Being Frank is a monthly column written by the chair of the Northwest Indian Fisheries Commission. As a statement from the NWIFC chair, the column represents the interests and concerns of treaty Indian tribes throughout western Washington.
A recent Washington Supreme Court ruling has strengthened a state law aimed at protecting the waters, shorelines and streambanks essential to salmon recovery. The ruling also reflects the U.S. Supreme Court ruling in the culvert case that the state has a duty to protect habitat so that salmon are available for tribes to exercise our treaty rights.
Since 1943 the Hydraulic Project Approval process – administered by the Washington Department of Fish and Wildlife – has been one of our frontline defenses to protect salmon. An HPA is required for any activities in and around state waters that can threaten fish, shellfish and other natural resources.

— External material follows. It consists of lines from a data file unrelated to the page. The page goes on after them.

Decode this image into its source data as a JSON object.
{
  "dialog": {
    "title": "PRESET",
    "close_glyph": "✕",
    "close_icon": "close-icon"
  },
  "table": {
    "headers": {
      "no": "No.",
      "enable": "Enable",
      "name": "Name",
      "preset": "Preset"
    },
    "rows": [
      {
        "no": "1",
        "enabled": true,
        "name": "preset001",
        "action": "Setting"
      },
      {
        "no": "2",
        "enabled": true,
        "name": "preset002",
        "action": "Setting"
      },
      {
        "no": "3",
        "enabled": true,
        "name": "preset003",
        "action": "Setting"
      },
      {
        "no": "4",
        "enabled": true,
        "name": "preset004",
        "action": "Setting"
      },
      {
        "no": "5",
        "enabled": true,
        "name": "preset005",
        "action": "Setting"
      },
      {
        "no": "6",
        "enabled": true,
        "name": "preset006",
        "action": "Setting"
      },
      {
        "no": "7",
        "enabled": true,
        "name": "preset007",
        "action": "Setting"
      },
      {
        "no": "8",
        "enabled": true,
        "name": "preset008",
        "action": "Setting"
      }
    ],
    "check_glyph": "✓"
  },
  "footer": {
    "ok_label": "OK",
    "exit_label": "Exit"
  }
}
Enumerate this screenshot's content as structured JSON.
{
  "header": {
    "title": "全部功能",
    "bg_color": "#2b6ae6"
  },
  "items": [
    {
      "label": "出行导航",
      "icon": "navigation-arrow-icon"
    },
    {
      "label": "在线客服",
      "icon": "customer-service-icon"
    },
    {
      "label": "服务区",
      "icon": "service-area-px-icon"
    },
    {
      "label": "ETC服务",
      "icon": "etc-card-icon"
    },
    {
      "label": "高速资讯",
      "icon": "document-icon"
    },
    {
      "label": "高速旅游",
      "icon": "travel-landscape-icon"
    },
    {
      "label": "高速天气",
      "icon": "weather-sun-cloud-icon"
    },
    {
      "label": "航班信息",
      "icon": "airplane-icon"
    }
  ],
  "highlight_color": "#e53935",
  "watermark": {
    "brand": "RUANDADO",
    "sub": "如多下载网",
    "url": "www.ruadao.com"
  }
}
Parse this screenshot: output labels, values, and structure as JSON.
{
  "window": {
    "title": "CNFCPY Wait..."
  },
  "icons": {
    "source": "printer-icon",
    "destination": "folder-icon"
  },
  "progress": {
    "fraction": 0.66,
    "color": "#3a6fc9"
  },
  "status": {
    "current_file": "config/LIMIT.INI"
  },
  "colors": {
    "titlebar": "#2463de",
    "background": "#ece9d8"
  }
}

That includes everything from construction of a hydroelectric dam to maintenance on a private dock.
Most state natural resources agencies that issue permits can use civil law enforcement tools like high fines and stop work orders to ensure compliance. WDFW could only levy a $100 dollar per day fine and could not issue stop work orders. The agency could use criminal law enforcement tools like referring violators to local prosecutors, but clogged courts made convictions slow and difficult.
WDFW wanted to use additional civil enforcement tools like providing technical assistance before moving on to fines, stop work orders and criminal prosecution. It was clear that changes were needed.
In 2011 WDFW embarked on a nearly four-year process to amend the HPA rules that included gathering extensive input from the public, construction industry, local governments, tribes, environmental groups and others.
The process quickly turned into a debate over HPA permit fees, program jurisdiction and enforcement. Several bills were introduced in the state legislature to resolve the conflicts but went nowhere.
One of the largest sticking points was the scope of WDFW’s enforcement authority. Critics claimed the agency could regulate activities only below the high water mark along streams and marine shorelines. Supporters argued that few projects take place entirely below the high water line and can dramatically affect streamflows, water quality and fish.
Opponents filed suit in Thurston County Superior Court challenging WDFW’s jurisdiction, but the court ruled that the agency’s existing area of responsibility was clear. State Attorney General Bob Ferguson came to the same conclusion when asked to issue an opinion in the case.
Dissatisfied, opponents took the case to the Washington Supreme Court, which ruled unanimously in early December that the plain language of the HPA law clearly does not limit WDFW authority above the high water line.
That’s a win for salmon at a time when their numbers are declining because we are losing habitat faster than it can be restored and protected.
Healthy streambanks help keep water temperatures low, stabilize sediment and contribute to diverse instream habitat that salmon – both hatchery and wild – need to thrive. Our marine shorelines provide critical habitat for prey species like sand lance that salmon feed on.
Protecting and preserving habitat gains are essential to salmon recovery. This ruling helps ensure that completed habitat restoration projects aren’t undermined by construction or other activities above the high water mark.
We applaud the Washington Supreme Court’s decision because we believe that all natural resources are connected and that we are connected to them. Limiting how and where those resources can be protected compromises their health and our ability to manage them effectively in the future.
Lorraine Loomis is the chair of the Northwest Indian Fisheries Commission.